- Location in Summit County and the state of Utah
- Coordinates: 40°52′27″N 111°22′42″W﻿ / ﻿40.87417°N 111.37833°W
- Country: United States
- State: Utah
- County: Summit
- Settled: 1859
- Founded by: Thomas Bradberry
- Named after: Samuel P. Hoyt
- Elevation: 5,706 ft (1,739 m)

Population (2020)
- • Total: 702
- Time zone: UTC-7 (Mountain (MST))
- • Summer (DST): UTC-6 (MDT)
- ZIP code: 84017
- Area code: 435
- GNIS feature ID: 2584768

= Hoytsville, Utah =

Hoytsville is a census-designated place in western Summit County, Utah, United States. Hoytsville is named for early settler Samuel P. Hoyt. It is bordered by Coalville to the north, and by Wanship on the south. The population was 702 at the 2020 census. Interstate 80 passes through the area, as well as the Weber River. Hoytsville is home to a large chapel of the Church of Jesus Christ of Latter-day Saints, a cemetery, and a handful of businesses and farms. Farmers primarily focus on dairy farming, beef ranching, and raising sheep for wool. In the past, mink were also raised although that industry has declined in recent years.

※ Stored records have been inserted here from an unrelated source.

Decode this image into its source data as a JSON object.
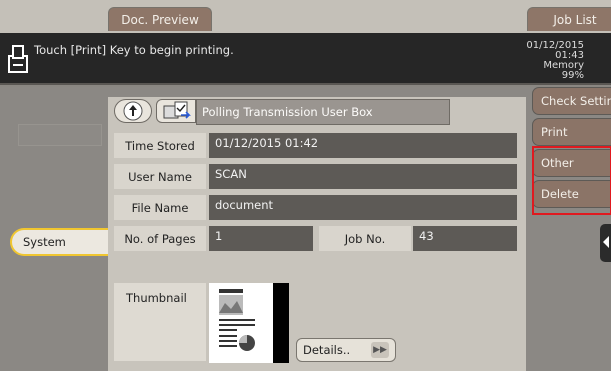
{
  "tabs": {
    "doc_preview": "Doc. Preview",
    "job_list": "Job List"
  },
  "status": {
    "message": "Touch [Print] Key to begin printing.",
    "date": "01/12/2015",
    "time": "01:43",
    "memory_label": "Memory",
    "memory_value": "99%"
  },
  "left": {
    "system_label": "System"
  },
  "box": {
    "title": "Polling Transmission User Box"
  },
  "fields": {
    "time_stored_label": "Time Stored",
    "time_stored_value": "01/12/2015 01:42",
    "user_name_label": "User Name",
    "user_name_value": "SCAN",
    "file_name_label": "File Name",
    "file_name_value": "document",
    "pages_label": "No. of Pages",
    "pages_value": "1",
    "job_no_label": "Job No.",
    "job_no_value": "43"
  },
  "thumbnail": {
    "label": "Thumbnail",
    "details_label": "Details.."
  },
  "actions": {
    "check_setting": "Check Setting",
    "print": "Print",
    "other": "Other",
    "delete": "Delete"
  },
  "colors": {
    "highlight": "#e0191f",
    "system_outline": "#f0c630"
  },
  "icons": [
    "printer-icon",
    "up-arrow-icon",
    "user-box-icon",
    "double-right-arrow-icon",
    "left-arrow-icon"
  ]
}
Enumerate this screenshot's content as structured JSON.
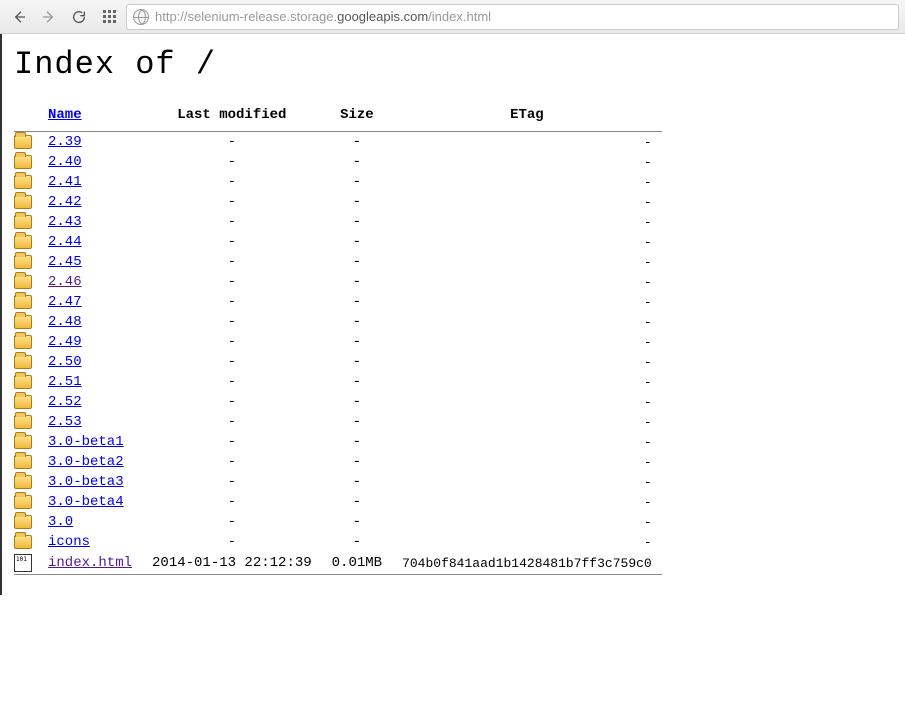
{
  "browser": {
    "url_plain_prefix": "http://selenium-release.storage.",
    "url_bold": "googleapis.com",
    "url_plain_suffix": "/index.html"
  },
  "page": {
    "title": "Index of /",
    "headers": {
      "name": "Name",
      "modified": "Last modified",
      "size": "Size",
      "etag": "ETag"
    },
    "entries": [
      {
        "icon": "folder",
        "name": "2.39",
        "modified": "-",
        "size": "-",
        "etag": "-",
        "visited": false
      },
      {
        "icon": "folder",
        "name": "2.40",
        "modified": "-",
        "size": "-",
        "etag": "-",
        "visited": false
      },
      {
        "icon": "folder",
        "name": "2.41",
        "modified": "-",
        "size": "-",
        "etag": "-",
        "visited": false
      },
      {
        "icon": "folder",
        "name": "2.42",
        "modified": "-",
        "size": "-",
        "etag": "-",
        "visited": false
      },
      {
        "icon": "folder",
        "name": "2.43",
        "modified": "-",
        "size": "-",
        "etag": "-",
        "visited": false
      },
      {
        "icon": "folder",
        "name": "2.44",
        "modified": "-",
        "size": "-",
        "etag": "-",
        "visited": false
      },
      {
        "icon": "folder",
        "name": "2.45",
        "modified": "-",
        "size": "-",
        "etag": "-",
        "visited": false
      },
      {
        "icon": "folder",
        "name": "2.46",
        "modified": "-",
        "size": "-",
        "etag": "-",
        "visited": true
      },
      {
        "icon": "folder",
        "name": "2.47",
        "modified": "-",
        "size": "-",
        "etag": "-",
        "visited": false
      },
      {
        "icon": "folder",
        "name": "2.48",
        "modified": "-",
        "size": "-",
        "etag": "-",
        "visited": false
      },
      {
        "icon": "folder",
        "name": "2.49",
        "modified": "-",
        "size": "-",
        "etag": "-",
        "visited": false
      },
      {
        "icon": "folder",
        "name": "2.50",
        "modified": "-",
        "size": "-",
        "etag": "-",
        "visited": false
      },
      {
        "icon": "folder",
        "name": "2.51",
        "modified": "-",
        "size": "-",
        "etag": "-",
        "visited": false
      },
      {
        "icon": "folder",
        "name": "2.52",
        "modified": "-",
        "size": "-",
        "etag": "-",
        "visited": false
      },
      {
        "icon": "folder",
        "name": "2.53",
        "modified": "-",
        "size": "-",
        "etag": "-",
        "visited": false
      },
      {
        "icon": "folder",
        "name": "3.0-beta1",
        "modified": "-",
        "size": "-",
        "etag": "-",
        "visited": false
      },
      {
        "icon": "folder",
        "name": "3.0-beta2",
        "modified": "-",
        "size": "-",
        "etag": "-",
        "visited": false
      },
      {
        "icon": "folder",
        "name": "3.0-beta3",
        "modified": "-",
        "size": "-",
        "etag": "-",
        "visited": false
      },
      {
        "icon": "folder",
        "name": "3.0-beta4",
        "modified": "-",
        "size": "-",
        "etag": "-",
        "visited": false
      },
      {
        "icon": "folder",
        "name": "3.0",
        "modified": "-",
        "size": "-",
        "etag": "-",
        "visited": false
      },
      {
        "icon": "folder",
        "name": "icons",
        "modified": "-",
        "size": "-",
        "etag": "-",
        "visited": false
      },
      {
        "icon": "file",
        "name": "index.html",
        "modified": "2014-01-13 22:12:39",
        "size": "0.01MB",
        "etag": "704b0f841aad1b1428481b7ff3c759c0",
        "visited": true
      }
    ]
  }
}
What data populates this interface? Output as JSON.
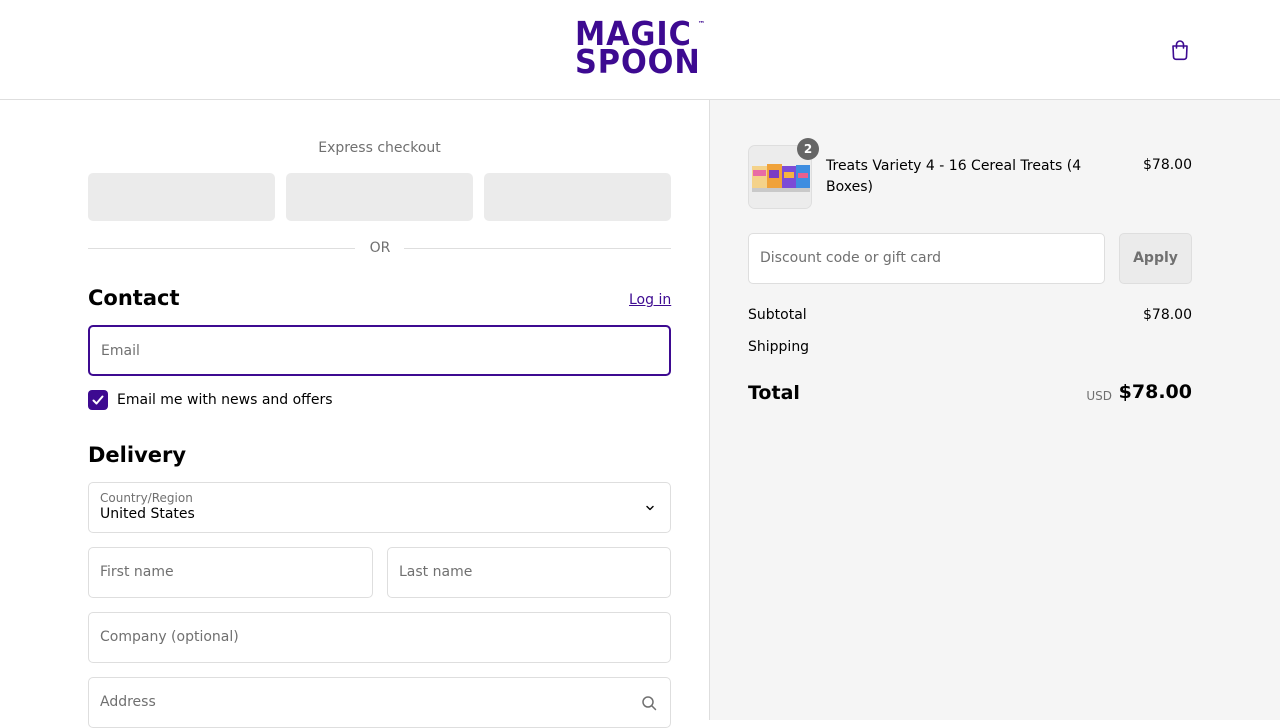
{
  "header": {
    "logo_line1": "MAGIC",
    "logo_line2": "SPOON",
    "logo_tm": "™",
    "cart_icon": "shopping-bag-icon"
  },
  "colors": {
    "brand": "#3d0a91",
    "panel_bg": "#f5f5f5",
    "border": "#dedede",
    "muted_text": "#707070"
  },
  "express": {
    "title": "Express checkout",
    "divider": "OR"
  },
  "contact": {
    "heading": "Contact",
    "login_label": "Log in",
    "email_placeholder": "Email",
    "newsletter_label": "Email me with news and offers",
    "newsletter_checked": true
  },
  "delivery": {
    "heading": "Delivery",
    "country_label": "Country/Region",
    "country_value": "United States",
    "first_name_placeholder": "First name",
    "last_name_placeholder": "Last name",
    "company_placeholder": "Company (optional)",
    "address_placeholder": "Address"
  },
  "summary": {
    "item": {
      "quantity": "2",
      "name": "Treats Variety 4 - 16 Cereal Treats (4 Boxes)",
      "price": "$78.00"
    },
    "discount_placeholder": "Discount code or gift card",
    "apply_label": "Apply",
    "subtotal_label": "Subtotal",
    "subtotal_value": "$78.00",
    "shipping_label": "Shipping",
    "total_label": "Total",
    "total_currency": "USD",
    "total_value": "$78.00"
  }
}
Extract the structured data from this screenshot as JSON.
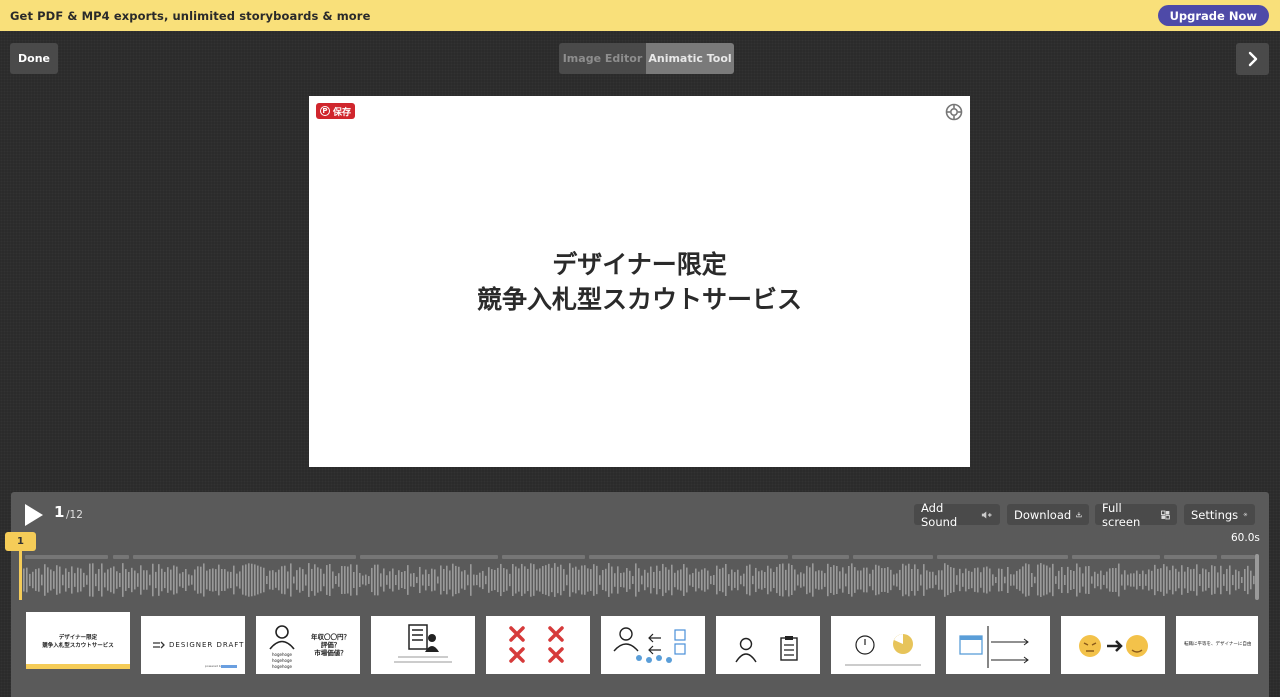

Hoytsville is also the site of the Hoyt Mansion, considered by the Summit County Historical Society as "one of the most elegant 19th Century homes still standing in Utah today."

==History==
In 1859, Thomas Bradberry and others settled along the Weber River in the area of Hoytsville. The settlement was first known as East Plymouth. During the Utah Black Hawk War, the settlers united to build a fort for protection, the foundation of which is easily identifiable in Hoytsville today. The settlement was subsequently named Unionville. In 1863, Samuel P. Hoyt built the first flour mill in Summit County. He also ran the local post office from his house. The settlement was renamed Hoytsville in his honor.

The Mormon chapel in Hoytsville is the site of Historical Marker #37 of the Daughters of Utah Pioneers, which was erected on August 27, 1938. The plaque reads:

"OLD FORT AND HOYT GRIST MILL This monument is near the site of the old fort, 300 ft. So. West of here. It was on Old Emigrant Trail. Route also used by overland stage and part of Johnston's Army going East in 1861, to participate in the Civil War. The fort was built during the Black Hawk War in 1866, on advice of Pres. Brigham Young to Bishop Winters. 25 families moved their log cabins there. Centrally located it provided protection for families, livestock and grist mill. The mill was the first in this county. Built in 1862 by Samual P. Hoyt."

==Demographics==

As of the census of 2010, there were 607 people living in the CDP. There were 225 housing units. The racial makeup of the town was 90.4% White, 0.3% Black or African American, 0.3% American Indian and Alaska Native, 0.2% Asian, 0.2% Native Hawaiian and Other Pacific Islander, 7.2% some other race, and 1.3% from two or more races. Hispanic or Latino of any race were 10.5% of the population.

Historical population
| Census | Pop. | Note | %± |
|---|---|---|---|
| 2010 | 607 |  | — |
| 2020 | 702 |  | 15.7% |

==Education==
It is in the North Summit School District.